Radiation exposure proves another drawback. A study in the International Journal of Radiation Biology, for example, assessed radiation-induced DNA damage in epithelial breast cells. Researchers found radiation created more damage to these cells in high-risk women (women with a breast-cancer familial history), and dose repetition only increased this effect.
Breast cancer screening is a $2.1 billion-dollar-a-year business centered on mammography, MRI, ultrasound and other profitable technology. In other words, your health might not be the only concern at institutes that strongly encourage regular mammograms.
Also remember that mammograms diagnose but don't prevent, breast cancer. You can't change your genes, but you can change your lifestyle and eating habits.
Exercise: A study in the Journal of the National Cancer Institute, for instance, showed women who exercised four or more hours each week had a lower incidence of breast cancer than inactive women.
Lose weight: An ideal weight and blood sugar levels also reduce your risk. Toss the sugar, which feeds cancer cells.

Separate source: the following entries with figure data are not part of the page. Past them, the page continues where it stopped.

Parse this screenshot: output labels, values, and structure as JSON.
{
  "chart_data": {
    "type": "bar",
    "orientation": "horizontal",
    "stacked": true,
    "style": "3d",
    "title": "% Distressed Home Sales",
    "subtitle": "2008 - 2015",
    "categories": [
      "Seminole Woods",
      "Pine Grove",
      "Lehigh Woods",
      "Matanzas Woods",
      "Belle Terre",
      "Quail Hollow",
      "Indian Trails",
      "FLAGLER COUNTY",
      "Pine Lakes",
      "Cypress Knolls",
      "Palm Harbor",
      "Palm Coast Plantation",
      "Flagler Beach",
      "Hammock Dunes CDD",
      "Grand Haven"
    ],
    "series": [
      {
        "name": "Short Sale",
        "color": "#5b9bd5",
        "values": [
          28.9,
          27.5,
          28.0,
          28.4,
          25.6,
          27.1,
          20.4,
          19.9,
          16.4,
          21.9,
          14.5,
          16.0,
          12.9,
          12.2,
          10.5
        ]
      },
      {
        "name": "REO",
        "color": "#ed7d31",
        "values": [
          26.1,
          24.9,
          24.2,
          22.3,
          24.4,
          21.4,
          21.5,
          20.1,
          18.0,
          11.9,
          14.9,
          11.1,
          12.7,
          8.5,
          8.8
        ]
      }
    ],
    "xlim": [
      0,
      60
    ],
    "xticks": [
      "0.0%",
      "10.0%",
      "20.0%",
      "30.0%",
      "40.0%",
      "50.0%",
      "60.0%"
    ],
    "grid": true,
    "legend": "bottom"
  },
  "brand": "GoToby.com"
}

Eat your colors: Perhaps the best prevention against breast cancer is a colorful array of fruits and vegetables, along with lean protein and plenty of fiber. A meta-analysis in the European Journal of Cancer concluded that vegetables, and to a lesser extent fruit, could reduce breast cancer risks. Aim for a variety of color.
Get curried: Turmeric, the bright orange spice often found in Indian food, has the anti-cancer compound curcumin, which you can also get in therapeutic amounts as a supplement. A study in the journal Anticancer Research concluded that curcumin could induce apoptosis (cell death) in breast cancer cells.
Supplement with vitamin D: A study in The Journal of Steroid Biochemistry and Molecular Biology showed that women who take 2,000 IU a day of vitamin D reduced their breast cancer risk by an impressive 50 percent.
Up your vitamin A: Organic egg yolks and beef liver offer rich amounts of this cancer-fighting, immune-system-boosting vitamin. You can also get carotenoids, which provide vitamin A activity, in fruits and vegetables. For instance, a study in Epidemiology concluded that beta carotene, the orange pigment in sweet potatoes, could lower breast cancer.
Fill up on fish: Omega-3 fatty acid deficiencies frequently contribute to cancer. Wild salmon and other wild-caught fish provide these beneficial fatty acids. You can also get them in fish oil. A study in Biochemical and Biophysical Research Communications showed that fish oil could prevent breast cancer metastasis to bone.